As part of its Facebook Connectivity’s Free Basics campaign, Discover aims to get more people online for as long as they can without incurring additional costs. That seemingly magical and generous proposition is made possible through Facebook’s partnerships with mobile operators in the countries Discover will be available in. But, as they say, there’s no such thing as free lunch and Discover’s free Web browsing doesn’t exactly come with no strings attached.
It is, of course, only fair that the Web browsing experience will be limited to prevent abuse. Specifically, the websites that people visit using the Android app or Discover’s mobile web version won’t see videos or hear audio, or receive any other data-intensive traffic. If they want those, they can always purchase data from their mobile operator.
Facebook Discover is able to put this kind of limit by using a proxy where all traffic between the phone and the website is routed. This proxy strips away those high-bandwidth parts of the page but it has to also decrypt the page temporarily to do so. Some security and privacy-minded people might be a bit uneasy about that but, as expected, Facebook does make promises.

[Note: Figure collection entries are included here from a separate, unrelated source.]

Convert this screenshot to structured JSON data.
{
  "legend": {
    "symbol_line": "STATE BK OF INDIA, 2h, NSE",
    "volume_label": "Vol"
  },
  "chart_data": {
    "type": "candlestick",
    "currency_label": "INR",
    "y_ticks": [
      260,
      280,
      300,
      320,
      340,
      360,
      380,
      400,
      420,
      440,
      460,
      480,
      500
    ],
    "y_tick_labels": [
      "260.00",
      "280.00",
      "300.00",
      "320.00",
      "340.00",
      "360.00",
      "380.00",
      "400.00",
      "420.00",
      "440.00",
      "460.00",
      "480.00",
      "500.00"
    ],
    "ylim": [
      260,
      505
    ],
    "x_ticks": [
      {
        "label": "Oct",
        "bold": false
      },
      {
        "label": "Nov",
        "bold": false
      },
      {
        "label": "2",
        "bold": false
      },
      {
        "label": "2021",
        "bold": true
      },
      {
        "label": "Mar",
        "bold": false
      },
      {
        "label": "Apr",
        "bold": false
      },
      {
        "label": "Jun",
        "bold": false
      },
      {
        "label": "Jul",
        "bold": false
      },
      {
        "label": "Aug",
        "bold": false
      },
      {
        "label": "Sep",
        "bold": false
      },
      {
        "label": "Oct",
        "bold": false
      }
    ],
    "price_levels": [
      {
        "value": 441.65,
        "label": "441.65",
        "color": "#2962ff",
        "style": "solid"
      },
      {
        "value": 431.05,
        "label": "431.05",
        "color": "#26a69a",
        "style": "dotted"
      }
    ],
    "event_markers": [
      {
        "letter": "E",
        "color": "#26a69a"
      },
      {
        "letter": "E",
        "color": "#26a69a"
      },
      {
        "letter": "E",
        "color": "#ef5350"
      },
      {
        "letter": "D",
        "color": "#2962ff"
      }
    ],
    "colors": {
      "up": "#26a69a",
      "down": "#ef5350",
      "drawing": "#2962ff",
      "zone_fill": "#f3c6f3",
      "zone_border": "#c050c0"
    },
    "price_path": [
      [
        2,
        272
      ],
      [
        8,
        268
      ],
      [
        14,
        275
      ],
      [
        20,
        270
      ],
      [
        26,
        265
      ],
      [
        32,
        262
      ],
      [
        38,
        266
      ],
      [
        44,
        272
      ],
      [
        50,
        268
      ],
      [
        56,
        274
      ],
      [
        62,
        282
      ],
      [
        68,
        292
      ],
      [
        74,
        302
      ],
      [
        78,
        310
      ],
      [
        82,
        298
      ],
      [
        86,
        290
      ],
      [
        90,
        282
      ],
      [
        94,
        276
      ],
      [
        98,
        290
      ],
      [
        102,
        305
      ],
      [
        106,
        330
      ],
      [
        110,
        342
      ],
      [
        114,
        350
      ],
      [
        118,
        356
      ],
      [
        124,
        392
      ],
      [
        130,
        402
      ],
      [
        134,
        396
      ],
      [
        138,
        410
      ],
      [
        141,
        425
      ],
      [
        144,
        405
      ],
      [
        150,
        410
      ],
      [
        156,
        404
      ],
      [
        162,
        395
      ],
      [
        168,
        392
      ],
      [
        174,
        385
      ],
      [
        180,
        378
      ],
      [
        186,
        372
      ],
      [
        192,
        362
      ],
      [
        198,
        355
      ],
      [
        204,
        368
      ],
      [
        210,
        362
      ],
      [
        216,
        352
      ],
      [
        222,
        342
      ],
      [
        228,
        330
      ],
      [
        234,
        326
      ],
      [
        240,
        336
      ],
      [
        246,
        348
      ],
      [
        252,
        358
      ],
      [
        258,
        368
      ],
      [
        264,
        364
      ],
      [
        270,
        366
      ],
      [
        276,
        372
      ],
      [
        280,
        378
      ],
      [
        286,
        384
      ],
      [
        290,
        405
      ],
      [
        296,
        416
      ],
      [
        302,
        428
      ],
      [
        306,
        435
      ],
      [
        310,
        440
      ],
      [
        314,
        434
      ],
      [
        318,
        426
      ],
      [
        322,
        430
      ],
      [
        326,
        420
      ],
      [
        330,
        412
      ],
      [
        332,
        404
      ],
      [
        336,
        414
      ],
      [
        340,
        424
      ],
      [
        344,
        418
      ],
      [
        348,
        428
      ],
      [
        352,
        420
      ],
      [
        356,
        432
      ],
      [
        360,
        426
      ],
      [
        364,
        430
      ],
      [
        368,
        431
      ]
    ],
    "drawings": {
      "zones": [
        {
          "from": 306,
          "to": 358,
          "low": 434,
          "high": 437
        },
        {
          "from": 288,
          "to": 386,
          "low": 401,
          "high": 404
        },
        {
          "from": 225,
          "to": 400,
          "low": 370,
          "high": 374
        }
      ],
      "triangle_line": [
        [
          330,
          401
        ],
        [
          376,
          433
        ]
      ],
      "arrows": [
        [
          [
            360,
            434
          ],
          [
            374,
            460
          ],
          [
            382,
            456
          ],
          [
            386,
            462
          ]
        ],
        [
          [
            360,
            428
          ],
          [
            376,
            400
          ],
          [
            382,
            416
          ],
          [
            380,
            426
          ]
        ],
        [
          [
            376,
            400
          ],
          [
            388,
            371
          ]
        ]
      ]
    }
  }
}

The social network giant promises that browsing history is not stored in connection with users nor is browsing activity used for advertisement purposes. It doesn’t say outright that it doesn’t collect any data whatsoever but explains that Free Basics and Discover have their own privacy policies. For some people, like those Facebook is targeting Peru, Thailand, the Philippines, and Iraq, that might be a fair price to pay just to get online, further showing how something that many consider an essential part of life is still a luxury for others.